É provável que boa parte das pessoas ainda não saiba o que são os cuidados paliativos ou só entenda a sua real necessidade após receber um diagnóstico de uma doença grave que ameace a própria vida ou de algum familiar, como câncer. No entanto, o objetivo é oferecer conforto, qualidade de vida e aliviar o sofrimento do paciente.
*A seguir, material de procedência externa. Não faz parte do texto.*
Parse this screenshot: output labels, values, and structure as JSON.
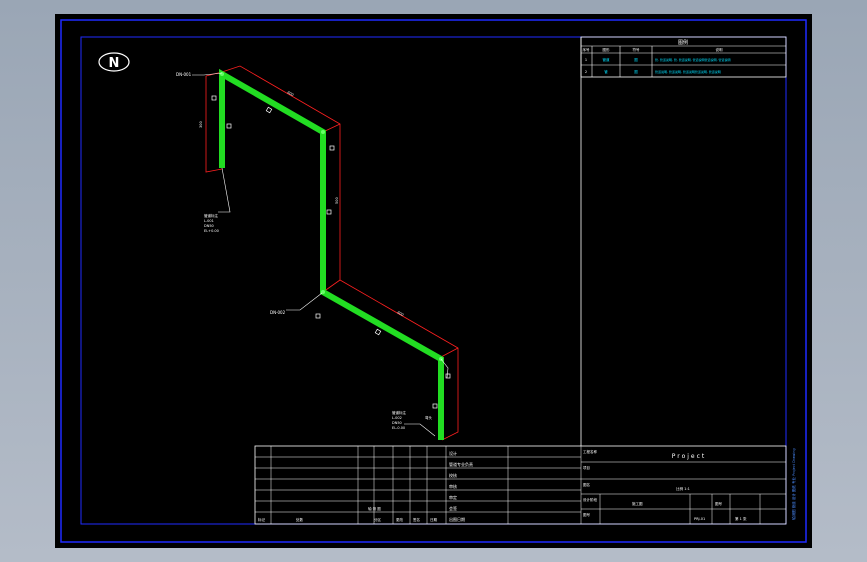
{
  "compass": {
    "label": "N"
  },
  "legend": {
    "title": "图例",
    "headers": [
      "序号",
      "图形",
      "符号",
      "说明"
    ],
    "rows": [
      {
        "no": "1",
        "shape": "管道",
        "symbol": "图",
        "desc": "管, 管道说明, 管, 管道说明, 管道说明管道说明, 管道说明"
      },
      {
        "no": "2",
        "shape": "管",
        "symbol": "图",
        "desc": "管道说明, 管道说明, 管道说明管道说明, 管道说明"
      }
    ]
  },
  "pipe_labels": {
    "top_tag": "DN-001",
    "left_block": [
      "管道标注",
      "L-001",
      "DN50",
      "EL+0.00"
    ],
    "mid_tag": "DN-002",
    "bottom_block": [
      "管道标注",
      "L-002",
      "DN50",
      "EL-0.00"
    ],
    "dim_top": "600",
    "dim_left": "300",
    "dim_right": "500",
    "dim_bottom": "600",
    "elbow_tag": "弯头"
  },
  "title_block": {
    "project": "Project",
    "left_rows": [
      "设计",
      "管道专业负责",
      "校核",
      "审核",
      "审定",
      "会签",
      "出图日期"
    ],
    "left_labels": [
      "标记",
      "处数",
      "分区",
      "更改文件号",
      "签名",
      "日期"
    ],
    "bottom_left": [
      "标记",
      "处数",
      "分区",
      "更改",
      "签名",
      "日期"
    ],
    "mid_code": "轴 测 图",
    "scale": "比例 1:1",
    "drawing_no": "图号",
    "sheet": "第 1 张",
    "stage": "施工图",
    "row_labels": [
      "工程名称",
      "项目",
      "图名",
      "设计阶段",
      "图号"
    ],
    "proj_code": "PRJ-01",
    "right_vertical": "轴测图 管道 设计 图纸 专业 Project Drawing"
  }
}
Independentemente da faixa etária ou enfermidade, para os paliativistas morrer é tão importante quanto nascer. Para eles, é preciso viver com qualidade até o último dia e que a pessoa seja vista como um ser humano, muito além da doença. Quando não é possível mais realizar intervenções médicas que possam curar o paciente, entram em campo os profissionais de cuidados paliativos porque, após um diagnóstico, ainda há muito a se fazer, tanto pela pessoa quanto por seus familiares.
Apenas na década de 1990 surgiram os primeiros serviços organizados de cuidados paliativos no Brasil. A maioria dos médicos são treinados para curar, mas diante de uma doença incurável, a equipe de cuidados paliativos realiza intervenções específicas para aliviar o sofrimento físico e permitir que a vida siga seu curso natural. E assim, a pessoa tenha uma "boa morte" (kalotanásia).
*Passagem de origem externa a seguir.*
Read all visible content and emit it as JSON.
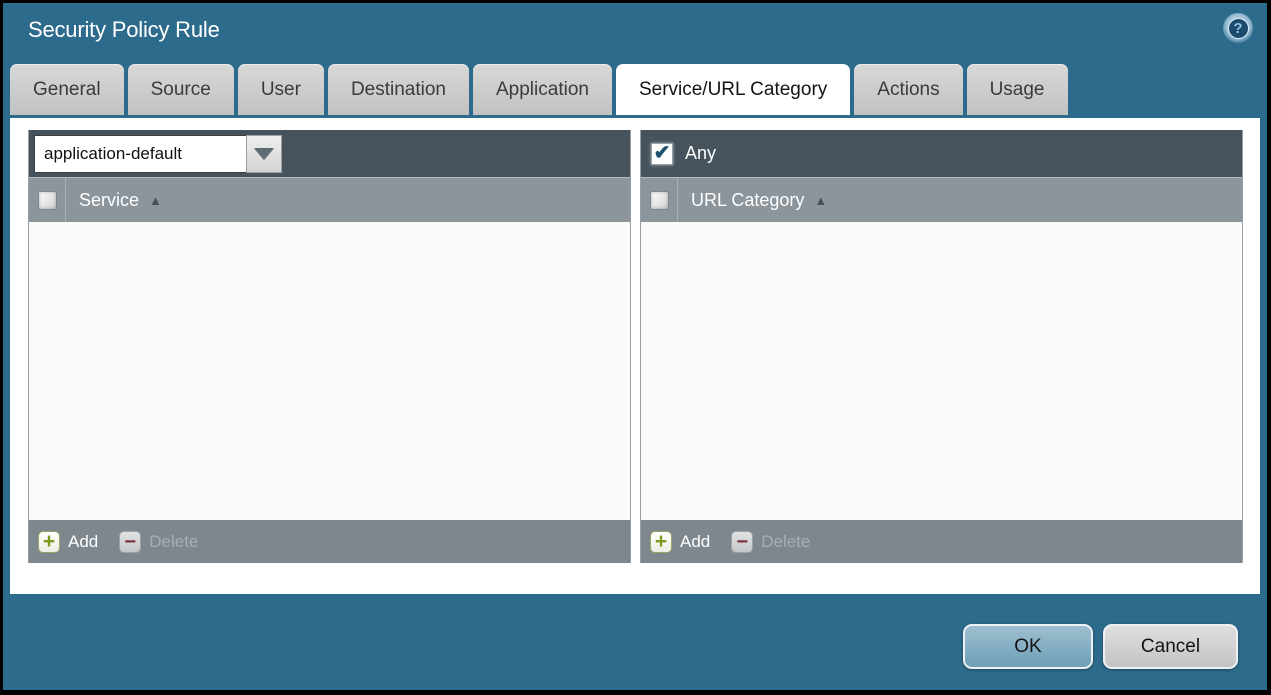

Em seu livro “A morte é um dia que vale a pena viver”, Ana Claudia Quintana Arantes conta sobre como a prática de kalotanásia torna possível diminuir a necessidade de sedativos e preza pelo conforto do paciente.
“Infelizmente, no Brasil, todo mundo pensa que fazer cuidados paliativos é sedar o paciente e esperar a morte chegar. Muitos pensam que é apoiar a eutanásia ou acelerar a morte, mas isso é um engano imenso. Em minha prática observo sempre o índice de sedação paliativa dos pacientes que cuido. Precisamos sedar apenas 3% dos pacientes. No meu pequeno mundo de assistência a kalotanásia, 97% das pessoas morrem no melhor de seu conforto em momentos mais belos e intensos do que uma cena de cinema.”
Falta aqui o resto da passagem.